Even more defensive was The Astute Bloggers, who thought “MCCAIN DID WELL TONIGHT” but “BLEW ONE HUGE OPPORTUNITY” for not attacking Obama on “FANNIE MAE.” Astute decided that McCain was doing so for the good of the country, which “IS NOBLE OF MCCAIN — WHICH IS TYPICAL. I HOPE HE’S MORE PARTISAN IN THE NEXT DEBATE.” Obviously discontented, Astute quickly followed up with an attack on “MICHELLE OBAMA’S UGLY BEDSPREAD DRESS.”
TigerHawk, not getting a clear reading, went for the big finish: “‘I guarantee you that as president I will heal the wounds of war.’ Strong. John McCain, the man’s candidate.” Patterico, distressed in early innings that McCain had pulled the “populism card,” recovered sufficiently to declare that “Obama’s smirks and gestures… reminded me a little of Al Gore in the first Bush-Gore debate” — how little, or how so, he did not say.
When early poll returns on the debate were unfavorable to their candidate, rightbloggers got crafty. Jules Crittenden pointed out that while Obama got higher numbers than McCain, most respondents thought it was a draw. “I have to stick with the principle that McCain wins a draw,” he said — and felt strongly enough that way to headline his post “Post-Debate Polling: It’s McCain!”
At Commentary, John Podhoretz shrugged, “Obama probably ought to be doing a great deal better.” His colleague Jennifer Rubin — who just after the debate had chirped, “the McCain camp is feeling a spring in their step,” and at first thought the contrary polls were fixed — called it a “small but do-able gap to make up” (small but doable?) and said that if McCain can convince voters this is “Ronald Reagan vs. Walter Mondale,” he can pull ahead. Ross Douthat of the Atlantic, who had forthrightly called the debate “A Win for McCain,” reacted, “Honestly, there’s no reason to trust my impressions on these things at all.” Instapundit, who’d done his bit for McCain, allowed that “Obama clearly won the post-debate spin, anyway.”

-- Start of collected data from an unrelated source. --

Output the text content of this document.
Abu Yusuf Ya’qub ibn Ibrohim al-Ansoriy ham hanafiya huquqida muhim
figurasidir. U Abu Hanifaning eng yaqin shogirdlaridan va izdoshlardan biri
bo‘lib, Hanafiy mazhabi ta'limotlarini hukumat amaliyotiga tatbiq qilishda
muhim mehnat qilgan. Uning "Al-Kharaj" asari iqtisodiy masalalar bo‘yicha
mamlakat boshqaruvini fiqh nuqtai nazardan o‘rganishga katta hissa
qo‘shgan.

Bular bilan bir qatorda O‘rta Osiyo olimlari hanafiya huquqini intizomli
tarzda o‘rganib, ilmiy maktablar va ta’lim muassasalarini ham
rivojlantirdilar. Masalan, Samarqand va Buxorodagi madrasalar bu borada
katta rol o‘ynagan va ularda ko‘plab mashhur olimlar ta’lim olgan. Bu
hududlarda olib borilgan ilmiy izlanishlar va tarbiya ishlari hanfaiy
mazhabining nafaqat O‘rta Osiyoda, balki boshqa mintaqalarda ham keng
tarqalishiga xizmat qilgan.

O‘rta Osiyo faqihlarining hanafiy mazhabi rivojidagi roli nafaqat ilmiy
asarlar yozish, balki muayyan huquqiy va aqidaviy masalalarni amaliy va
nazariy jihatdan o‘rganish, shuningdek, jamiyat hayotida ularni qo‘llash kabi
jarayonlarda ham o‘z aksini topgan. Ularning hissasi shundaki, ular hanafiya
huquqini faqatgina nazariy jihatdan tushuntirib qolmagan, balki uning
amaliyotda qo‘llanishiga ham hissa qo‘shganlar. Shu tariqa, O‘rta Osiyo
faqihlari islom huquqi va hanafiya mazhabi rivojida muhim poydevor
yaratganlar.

But for other rightbloggers wishful thinking wouldn’t do. Strata-Sphere, who had expected a seven-point McCain bump over the “incoherent” Obama, said when informed of the actual numbers that “America’s Darkest Days May Be Ahead Of It”; that “Librals [sic] believe capitolism [sic] is corrupt,” and created the sub-prime lending crisis to prove it; and that Obama “does not believe in democracy, he prefers to use the law to over ride the rule of the people.” Later he was guardedly optimistic: Obama’s poll numbers had also risen during the Olympics, he reasoned, and this may have been because while ordinary Americans were busy enjoying the show in Red China, leaving the “rabid left” to skew the numbers. “This sounds too good to be true,” admitted Strata, “so I would have to mark it down to my own optimism.”
Where else may they find fuel for optimism? With a bailout looming that has both parties’ grubby prints on it (despite rightbloggers’ attempts to spin it as unipartisan), events look to be unhelpful. There is always the Blessed Palin: though her appeal is wearing thin and even a National Review columnist has called on her to quit, she still has fans: Say Anything declares she has “Superior Knowledge of Foreign Policy” because she supports Israel vs. a second Holocaust, unlike the “black separatist/Marxist community agitator” Obama. And besides, all the sniping may merely further lower expectations for Palin, perhaps enough to eventually match her performance level. Her supporters suggest she restrict herself to such friendly venues as conservative talk radio, where she will not be asked insolent questions about foreign and domestic policy. That ought to prepare her for the Biden debate. If not, there’s always the transmitter.